Tuesday, October 4, 2011

Exposed.

Last night I spent some time reading Psalm 119 and found myself taken aback by the heart of this unknown and mysterious author. His passion and love for God is demonstrated by his hunger and thirst for His law. He says things like “I open my mouth and pant, longing for your commands” (v. 131) and “Oh, how I love your law! I meditate on it all day long.” “My soul is consumed with longing for your laws at all times.” "I will speak of your statutes before kings and will not be put to shame, for I delight in your commands because I love them." This man loved the law, and here I am after reading this, the darkness of my own heart exposed to the world, realizing that what this man loves I often despise. I am not panting for the Lord’s commands. If anything, I often resent them, and having had to suffer through reading Leviticus, I especially can’t imagine myself having an attitude of delight towards the laws abounding within it. Oh yes, I do my best to follow the Lord’s commands, but my heart does not always delight in them like this man’s does, especially not to the same extent of his. The words of this Psalmist have laid my heart bare. What good is my obedience if my heart does not delight in it? What good are my works if they’re done only in vain?
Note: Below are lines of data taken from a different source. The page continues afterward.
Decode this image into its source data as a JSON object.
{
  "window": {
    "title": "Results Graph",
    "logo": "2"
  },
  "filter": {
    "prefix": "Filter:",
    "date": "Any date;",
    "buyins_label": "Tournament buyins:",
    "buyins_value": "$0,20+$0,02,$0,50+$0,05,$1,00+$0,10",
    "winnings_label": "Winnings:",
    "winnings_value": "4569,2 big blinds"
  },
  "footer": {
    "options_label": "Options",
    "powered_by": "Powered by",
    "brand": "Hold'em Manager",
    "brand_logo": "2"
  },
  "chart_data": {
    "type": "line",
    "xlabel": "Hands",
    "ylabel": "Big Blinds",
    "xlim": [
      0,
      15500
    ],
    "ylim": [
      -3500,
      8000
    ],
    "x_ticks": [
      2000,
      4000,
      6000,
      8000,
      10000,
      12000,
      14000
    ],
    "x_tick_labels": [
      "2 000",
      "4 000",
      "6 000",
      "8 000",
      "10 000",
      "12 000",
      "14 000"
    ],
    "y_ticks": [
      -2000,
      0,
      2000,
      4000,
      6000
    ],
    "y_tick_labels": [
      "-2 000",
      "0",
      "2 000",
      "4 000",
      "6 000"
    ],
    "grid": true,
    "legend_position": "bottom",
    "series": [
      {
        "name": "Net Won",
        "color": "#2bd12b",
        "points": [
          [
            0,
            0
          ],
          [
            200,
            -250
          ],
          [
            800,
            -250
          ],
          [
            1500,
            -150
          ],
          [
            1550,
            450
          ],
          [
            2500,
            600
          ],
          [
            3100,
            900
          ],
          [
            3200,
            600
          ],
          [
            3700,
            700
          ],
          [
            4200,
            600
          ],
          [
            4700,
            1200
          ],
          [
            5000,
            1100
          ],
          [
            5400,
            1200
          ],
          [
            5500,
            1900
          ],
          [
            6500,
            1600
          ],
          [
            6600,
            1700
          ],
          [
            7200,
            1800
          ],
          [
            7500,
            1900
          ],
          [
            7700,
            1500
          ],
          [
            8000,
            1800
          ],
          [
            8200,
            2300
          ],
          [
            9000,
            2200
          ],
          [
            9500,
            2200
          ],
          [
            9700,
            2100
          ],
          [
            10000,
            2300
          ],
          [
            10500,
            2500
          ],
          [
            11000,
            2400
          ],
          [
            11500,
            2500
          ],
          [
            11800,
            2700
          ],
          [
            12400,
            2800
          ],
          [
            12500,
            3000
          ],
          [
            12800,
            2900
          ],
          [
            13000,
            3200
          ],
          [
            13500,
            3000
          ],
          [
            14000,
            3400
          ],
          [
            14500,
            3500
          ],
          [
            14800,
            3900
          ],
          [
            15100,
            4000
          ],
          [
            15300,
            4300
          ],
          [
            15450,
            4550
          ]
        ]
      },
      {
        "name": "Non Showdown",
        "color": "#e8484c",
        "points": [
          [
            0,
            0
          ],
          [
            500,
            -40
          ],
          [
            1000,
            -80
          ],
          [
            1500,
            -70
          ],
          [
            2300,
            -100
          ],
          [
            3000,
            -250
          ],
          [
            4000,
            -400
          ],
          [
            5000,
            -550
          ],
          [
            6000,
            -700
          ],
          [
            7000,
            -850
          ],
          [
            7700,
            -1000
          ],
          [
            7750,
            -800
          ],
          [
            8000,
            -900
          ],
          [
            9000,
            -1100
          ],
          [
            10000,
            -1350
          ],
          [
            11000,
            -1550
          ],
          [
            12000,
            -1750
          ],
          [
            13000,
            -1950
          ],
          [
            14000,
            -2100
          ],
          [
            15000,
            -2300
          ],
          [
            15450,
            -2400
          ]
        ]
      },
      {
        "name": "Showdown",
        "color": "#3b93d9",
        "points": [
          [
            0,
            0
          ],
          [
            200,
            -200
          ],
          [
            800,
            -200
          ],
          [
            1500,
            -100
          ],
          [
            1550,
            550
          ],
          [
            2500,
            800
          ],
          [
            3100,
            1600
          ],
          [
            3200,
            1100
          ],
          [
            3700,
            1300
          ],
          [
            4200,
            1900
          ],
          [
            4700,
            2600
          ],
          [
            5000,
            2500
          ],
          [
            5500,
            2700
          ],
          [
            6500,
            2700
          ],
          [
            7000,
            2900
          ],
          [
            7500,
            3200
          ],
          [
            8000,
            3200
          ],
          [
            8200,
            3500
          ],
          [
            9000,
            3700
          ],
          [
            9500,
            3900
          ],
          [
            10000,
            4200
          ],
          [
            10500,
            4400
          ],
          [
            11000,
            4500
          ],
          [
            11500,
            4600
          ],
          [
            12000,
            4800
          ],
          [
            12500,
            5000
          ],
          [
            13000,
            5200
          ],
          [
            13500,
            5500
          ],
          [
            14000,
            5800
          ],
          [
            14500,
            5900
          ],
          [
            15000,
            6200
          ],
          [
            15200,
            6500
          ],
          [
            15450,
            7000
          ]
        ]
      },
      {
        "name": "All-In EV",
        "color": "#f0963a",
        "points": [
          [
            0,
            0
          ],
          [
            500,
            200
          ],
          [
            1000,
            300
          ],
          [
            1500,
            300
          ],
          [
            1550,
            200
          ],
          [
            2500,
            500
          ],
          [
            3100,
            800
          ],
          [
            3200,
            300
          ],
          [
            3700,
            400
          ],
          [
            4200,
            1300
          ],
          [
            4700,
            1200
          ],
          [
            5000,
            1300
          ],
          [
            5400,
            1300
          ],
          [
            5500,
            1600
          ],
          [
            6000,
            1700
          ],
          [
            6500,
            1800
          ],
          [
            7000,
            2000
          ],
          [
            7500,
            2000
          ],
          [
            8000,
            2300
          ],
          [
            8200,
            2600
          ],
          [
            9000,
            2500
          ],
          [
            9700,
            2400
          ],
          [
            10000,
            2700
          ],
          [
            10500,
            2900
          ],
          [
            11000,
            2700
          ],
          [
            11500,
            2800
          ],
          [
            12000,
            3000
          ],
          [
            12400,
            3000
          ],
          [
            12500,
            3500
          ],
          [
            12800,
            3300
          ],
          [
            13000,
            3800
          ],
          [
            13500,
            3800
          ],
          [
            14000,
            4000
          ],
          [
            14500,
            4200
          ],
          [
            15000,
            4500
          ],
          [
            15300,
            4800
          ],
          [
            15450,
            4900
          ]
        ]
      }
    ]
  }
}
This Psalmist prays a prayer that has been mine for months. In verse 34 he pleads a simple request: “Give me understanding.” I’ve been praying this over and over and truly God has given me far more understanding than I had ever anticipated. Understanding of God’s character and faithfulness. Understanding of His love and His constant desire for what is best for me. Understanding of the world around me through study of philosophy, science, history, and religion, and in the end He has given me an intense clarity and the blessed assurance that Jesus Christ truly is the way, the truth, and the life. I know that both in my head and my heart without a shadow of a doubt. And yet I can’t help but think that though God answered my prayer, He has also revealed to me that much of it was in vain. Sure, I prayed for understanding, but look at the rest of this Psalmist’s earnest prayer. Mine was nothing of the sort.

“Give me understanding and I will keep your law and obey it with all my heart. Direct me in the path of your commands, for there I find delight. Turn my heart toward your statutes and not toward selfish gain. Turn my eyes away from worthless things; preserve my life according to your word. Fulfill your promise to your servant, so that you may be feared. Take away the disgrace I dread, for your laws are good. How I long for your precepts! Preserve my life in your righteousness.” (34-40)

Trust me, because I’m speaking from a vast amount of experience here---understanding with your mind is completely worthless unless you also understand with your heart, and it is made even more worthless if in your understanding you don’t even seek to obey what God Himself has revealed to you. What good is hearing if you will not listen? What good is knowing if you will not act? Knowing ABOUT God is absolutely worthless in comparison to knowing God, and being able to know God and have a relationship with Him through faith in Christ is what makes Christianity truly unique among all of the other world religions. I’ve met far too many people on a quest for knowledge who have studied anything and everything and yet never realized that if they call upon the name of the Lord, He will reveal Himself to them. They could not fathom that in their search for evidence for God, God has offered them the best evidence of all---Himself. He is always waiting, always pursuing. And yet so many of us use our studies of even Scripture itself as a way to avoid God. And yet truly, I've learned time and time again through my own failings that the character and presence of God is far greater than any amount of head knowledge you could ever possibly possess. The Psalmist understood this, and though I understood this in my head, I did not believe it in my heart. I deceived myself, as I often do, into believing that something other than God Himself would bring me fulfillment.

Hebrews 4:12-13 is absolutely true. “For the word of God is living and active. Sharper than any double-edged sword, it penetrates even to dividing soul and spirit, joints and marrow; it judges the thoughts and attitudes of the heart. Nothing in all creation is hidden from God’s sight. Everything is uncovered and laid bare before the eyes of him to whom we must give account.”

God saw the motives of my heart, and yet He answered my prayer anyway, knowing that I too would eventually realize my motives. The power of God’s word never ceases to amaze me. It penetrates my soul, convicts me, and changes me. It is the only literature I have ever read that has such an effect on me, and is evidence of the goodness, power, and active work of God in its ability to do so.